Written by
Nickolay Shmyrev
on
When information is already lost
In speech recognition we frequently deal with noisy or simply corrupted recordings. For example, in call center recordings you still get error rates like 50% or 60% even with the best algorithms. Someone calls while driving, others on the noisy street. Some use really bad phones. And the question raises how to improve the accuracy for such recordings. People try different complex algorithms and train model on GPU for many weeks while the answer is simple - the information in such recordings is simply lost and you can not decode them accurately.
Data transfer and data storage are expensive and VoIP providers often save every cent since they all operate on very low margin. That means they often use codecs with bugs or bad transmission lines and as a result you simply get unintelligible speech. Then everyone uses cell phones thus you have multiple encoding-decoding rounds where information from the microphone is encoded with AMR then encoded into 729 and finally converted into MP3 for storage, you have many codecs and often frame drops. As a result the quality of sound is sometimes very bad. And recognition accuracy is zero.

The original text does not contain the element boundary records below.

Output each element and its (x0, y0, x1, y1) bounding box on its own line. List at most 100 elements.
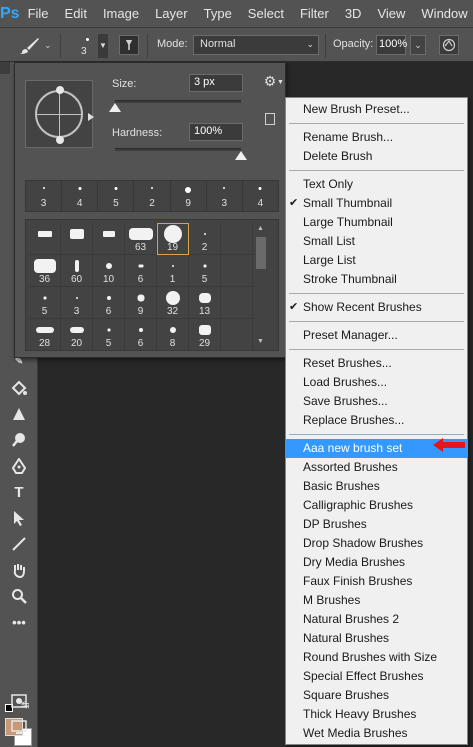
brush-preset[interactable]: 36 (29, 255, 61, 287)
size-slider-track[interactable] (115, 100, 241, 103)
hardness-input[interactable]: 100% (189, 123, 243, 141)
brush-preset[interactable] (61, 223, 93, 255)
scroll-thumb[interactable] (256, 237, 266, 269)
menu-item-show-recent-brushes[interactable]: Show Recent Brushes (286, 298, 467, 317)
line-icon[interactable] (8, 533, 30, 555)
brush-picker-caret-icon[interactable]: ▼ (98, 34, 108, 58)
menu-item-preset-manager[interactable]: Preset Manager... (286, 326, 467, 345)
type-icon[interactable]: T (8, 481, 30, 503)
new-preset-icon[interactable] (265, 113, 275, 125)
menu-item-large-thumbnail[interactable]: Large Thumbnail (286, 213, 467, 232)
brush-preset[interactable] (93, 223, 125, 255)
brush-preset[interactable]: 28 (29, 319, 61, 351)
hardness-slider-track[interactable] (115, 148, 241, 151)
recent-brush[interactable]: 2 (134, 181, 171, 211)
menu-item-text-only[interactable]: Text Only (286, 175, 467, 194)
menu-edit[interactable]: Edit (57, 0, 95, 27)
recent-brush[interactable]: 4 (62, 181, 99, 211)
menu-item-dry-media-brushes[interactable]: Dry Media Brushes (286, 553, 467, 572)
brush-preset[interactable]: 3 (61, 287, 93, 319)
brush-preset[interactable]: 6 (125, 255, 157, 287)
menu-item-new-brush-preset[interactable]: New Brush Preset... (286, 100, 467, 119)
menu-item-large-list[interactable]: Large List (286, 251, 467, 270)
brush-preset[interactable]: 5 (29, 287, 61, 319)
brush-preset[interactable]: 10 (93, 255, 125, 287)
brush-preset[interactable]: 1 (157, 255, 189, 287)
roundness-handle[interactable] (56, 86, 64, 94)
recent-brush[interactable]: 3 (26, 181, 63, 211)
menu-item-natural-brushes-2[interactable]: Natural Brushes 2 (286, 610, 467, 629)
brush-preset[interactable]: 20 (61, 319, 93, 351)
opacity-caret-icon[interactable]: ⌄ (410, 35, 426, 55)
menu-layer[interactable]: Layer (147, 0, 196, 27)
screen-mode-icon[interactable] (8, 716, 30, 738)
menu-type[interactable]: Type (196, 0, 240, 27)
brush-preset[interactable]: 29 (189, 319, 221, 351)
dodge-icon[interactable] (8, 429, 30, 451)
menu-window[interactable]: Window (413, 0, 473, 27)
menu-item-thick-heavy-brushes[interactable]: Thick Heavy Brushes (286, 705, 467, 724)
presets-scrollbar[interactable]: ▲ ▼ (254, 223, 268, 347)
menu-item-rename-brush[interactable]: Rename Brush... (286, 128, 467, 147)
menu-item-drop-shadow-brushes[interactable]: Drop Shadow Brushes (286, 534, 467, 553)
menu-select[interactable]: Select (240, 0, 292, 27)
triangle-shape-icon[interactable] (8, 403, 30, 425)
pen-icon[interactable] (8, 455, 30, 477)
gear-caret-icon[interactable]: ▼ (277, 79, 284, 86)
brush-tool-icon[interactable] (18, 37, 40, 55)
brush-preset[interactable] (29, 223, 61, 255)
menu-image[interactable]: Image (95, 0, 147, 27)
hardness-slider-thumb[interactable] (235, 151, 247, 160)
menu-item-load-brushes[interactable]: Load Brushes... (286, 373, 467, 392)
zoom-icon[interactable] (8, 585, 30, 607)
brush-preset[interactable]: 9 (125, 287, 157, 319)
menu-item-replace-brushes[interactable]: Replace Brushes... (286, 411, 467, 430)
pressure-opacity-icon[interactable] (439, 35, 459, 55)
recent-brush[interactable]: 3 (207, 181, 243, 211)
brush-preset[interactable]: 63 (125, 223, 157, 255)
path-select-icon[interactable] (8, 507, 30, 529)
brush-preset[interactable]: 19 (157, 223, 189, 255)
brush-preset[interactable]: 2 (189, 223, 221, 255)
hand-icon[interactable] (8, 559, 30, 581)
recent-brush[interactable]: 5 (98, 181, 135, 211)
menu-item-calligraphic-brushes[interactable]: Calligraphic Brushes (286, 496, 467, 515)
brush-angle-roundness-preview[interactable] (25, 80, 93, 148)
size-slider-thumb[interactable] (109, 103, 121, 112)
scroll-down-icon[interactable]: ▼ (257, 338, 264, 345)
menu-item-stroke-thumbnail[interactable]: Stroke Thumbnail (286, 270, 467, 289)
menu-item-reset-brushes[interactable]: Reset Brushes... (286, 354, 467, 373)
menu-item-natural-brushes[interactable]: Natural Brushes (286, 629, 467, 648)
menu-item-small-list[interactable]: Small List (286, 232, 467, 251)
brush-panel-toggle-icon[interactable] (119, 35, 139, 55)
brush-preset[interactable]: 6 (93, 287, 125, 319)
angle-arrow-icon[interactable] (88, 113, 94, 121)
menu-item-small-thumbnail[interactable]: Small Thumbnail (286, 194, 467, 213)
menu-item-assorted-brushes[interactable]: Assorted Brushes (286, 458, 467, 477)
quick-mask-icon[interactable] (8, 690, 30, 712)
menu-item-wet-media-brushes[interactable]: Wet Media Brushes (286, 724, 467, 743)
menu-item-delete-brush[interactable]: Delete Brush (286, 147, 467, 166)
more-icon[interactable]: ••• (8, 611, 30, 633)
menu-item-save-brushes[interactable]: Save Brushes... (286, 392, 467, 411)
menu-item-round-brushes-with-size[interactable]: Round Brushes with Size (286, 648, 467, 667)
menu-item-square-brushes[interactable]: Square Brushes (286, 686, 467, 705)
menu-item-faux-finish-brushes[interactable]: Faux Finish Brushes (286, 572, 467, 591)
tool-preset-caret-icon[interactable]: ⌄ (44, 40, 52, 51)
brush-preset[interactable]: 5 (93, 319, 125, 351)
opacity-input[interactable]: 100% (376, 35, 407, 55)
paint-bucket-icon[interactable] (8, 377, 30, 399)
size-input[interactable]: 3 px (189, 74, 243, 92)
brush-preset[interactable]: 6 (125, 319, 157, 351)
brush-preset[interactable]: 8 (157, 319, 189, 351)
menu-filter[interactable]: Filter (292, 0, 337, 27)
menu-item-m-brushes[interactable]: M Brushes (286, 591, 467, 610)
recent-brush[interactable]: 4 (243, 181, 278, 211)
roundness-handle[interactable] (56, 136, 64, 144)
menu-item-dp-brushes[interactable]: DP Brushes (286, 515, 467, 534)
mode-select[interactable]: Normal ⌄ (193, 35, 319, 55)
recent-brush[interactable]: 9 (171, 181, 207, 211)
menu-file[interactable]: File (20, 0, 57, 27)
toolbox-collapse-handle[interactable] (0, 62, 10, 74)
brush-preset[interactable]: 60 (61, 255, 93, 287)
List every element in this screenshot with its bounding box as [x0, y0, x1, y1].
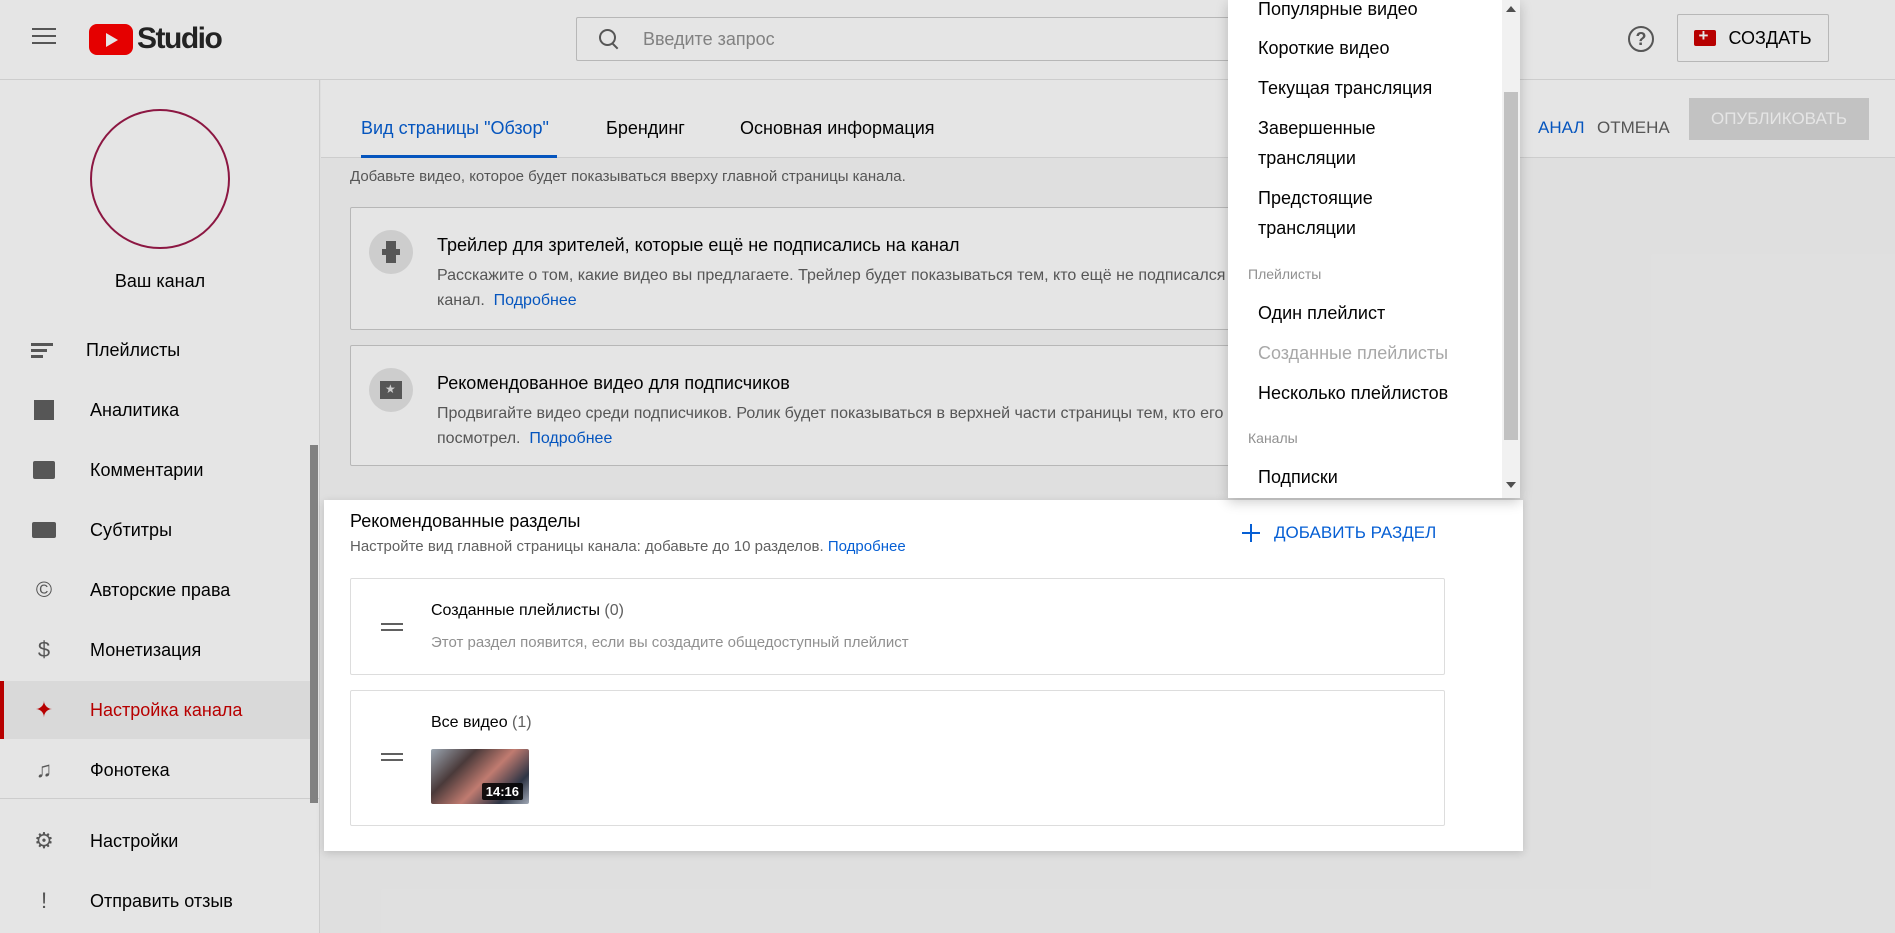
dropdown-item-subscriptions[interactable]: Подписки	[1258, 462, 1338, 492]
dropdown-item-single-playlist[interactable]: Один плейлист	[1258, 298, 1385, 328]
section-name: Все видео (1)	[431, 714, 532, 731]
add-section-button[interactable]: ДОБАВИТЬ РАЗДЕЛ	[1242, 523, 1436, 543]
scroll-up-icon[interactable]	[1506, 6, 1516, 12]
dropdown-item-shorts[interactable]: Короткие видео	[1258, 33, 1389, 63]
featured-sections-panel: Рекомендованные разделы Настройте вид гл…	[324, 500, 1523, 851]
section-name: Созданные плейлисты (0)	[431, 602, 624, 619]
dropdown-item-multiple-playlists[interactable]: Несколько плейлистов	[1258, 378, 1448, 408]
video-thumbnail[interactable]: 14:16	[431, 749, 529, 804]
video-duration: 14:16	[481, 783, 523, 800]
sections-description: Настройте вид главной страницы канала: д…	[350, 538, 906, 555]
dropdown-item-upcoming-live[interactable]: Предстоящие трансляции	[1258, 183, 1373, 243]
dropdown-item-past-live[interactable]: Завершенные трансляции	[1258, 113, 1376, 173]
drag-handle-icon[interactable]	[381, 623, 403, 635]
add-section-label: ДОБАВИТЬ РАЗДЕЛ	[1274, 523, 1437, 542]
section-row-all-videos[interactable]: Все видео (1) 14:16	[350, 690, 1445, 826]
drag-handle-icon[interactable]	[381, 753, 403, 765]
add-section-dropdown: Популярные видео Короткие видео Текущая …	[1228, 0, 1520, 498]
dropdown-item-live-now[interactable]: Текущая трансляция	[1258, 73, 1432, 103]
dropdown-group-playlists: Плейлисты	[1248, 266, 1322, 282]
section-hint: Этот раздел появится, если вы создадите …	[431, 634, 909, 651]
plus-icon	[1242, 524, 1260, 542]
dropdown-item-created-playlists: Созданные плейлисты	[1258, 343, 1449, 363]
sections-title: Рекомендованные разделы	[350, 511, 581, 531]
scroll-down-icon[interactable]	[1506, 482, 1516, 488]
learn-more-link[interactable]: Подробнее	[828, 538, 906, 555]
dropdown-item-popular-videos[interactable]: Популярные видео	[1258, 0, 1418, 24]
dropdown-group-channels: Каналы	[1248, 430, 1298, 446]
section-row-created-playlists[interactable]: Созданные плейлисты (0) Этот раздел появ…	[350, 578, 1445, 675]
dropdown-scrollbar-thumb[interactable]	[1504, 92, 1518, 440]
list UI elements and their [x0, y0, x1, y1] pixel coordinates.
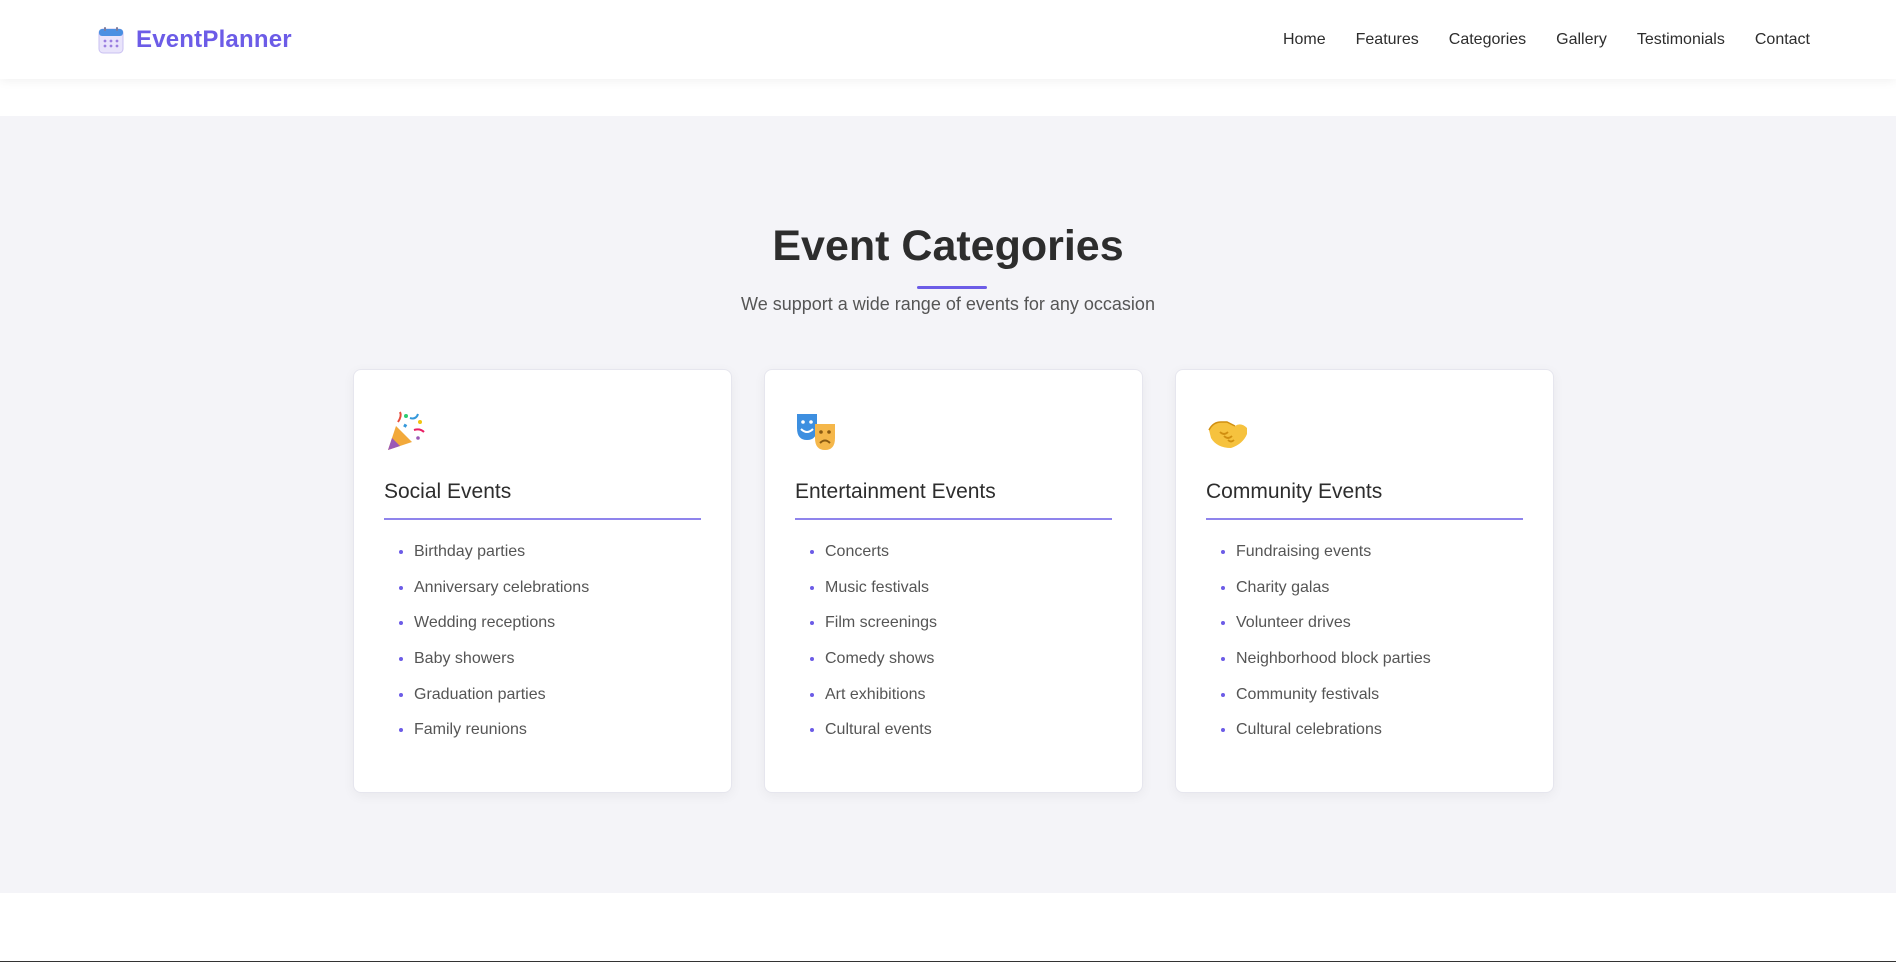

The quality of speech is hard to measure but there are ways to do that. The easiest way requires controlled experiments where you send the data from one endpoint and measure distortion on another endpoint. There are also single-side tools developed by ITU in
PESQ 563 that simply take an audio file and give you the sound quality score which takes many parameters into account and estimates the quality of the speech. They are rough, but still can give you some idea how noisy your audio is. And if it is really noisy, the way to improve it is not to apply better algorithms and put more research in speech recognition but simply go to the VoIP provider and demand better sound quality.
Given we have such a tool we might want to introduce the normalized word error rate which takes into account how good the recording is. So you really want to decode high quality recordings accurately and you probably do not care about bad quality recordings.
When accuracy matters, sound quality is really important. If possible you can use your own VoIP stack sending audio directly from the mobile microphone to the server. But when calls come to play, it is usually hopeless.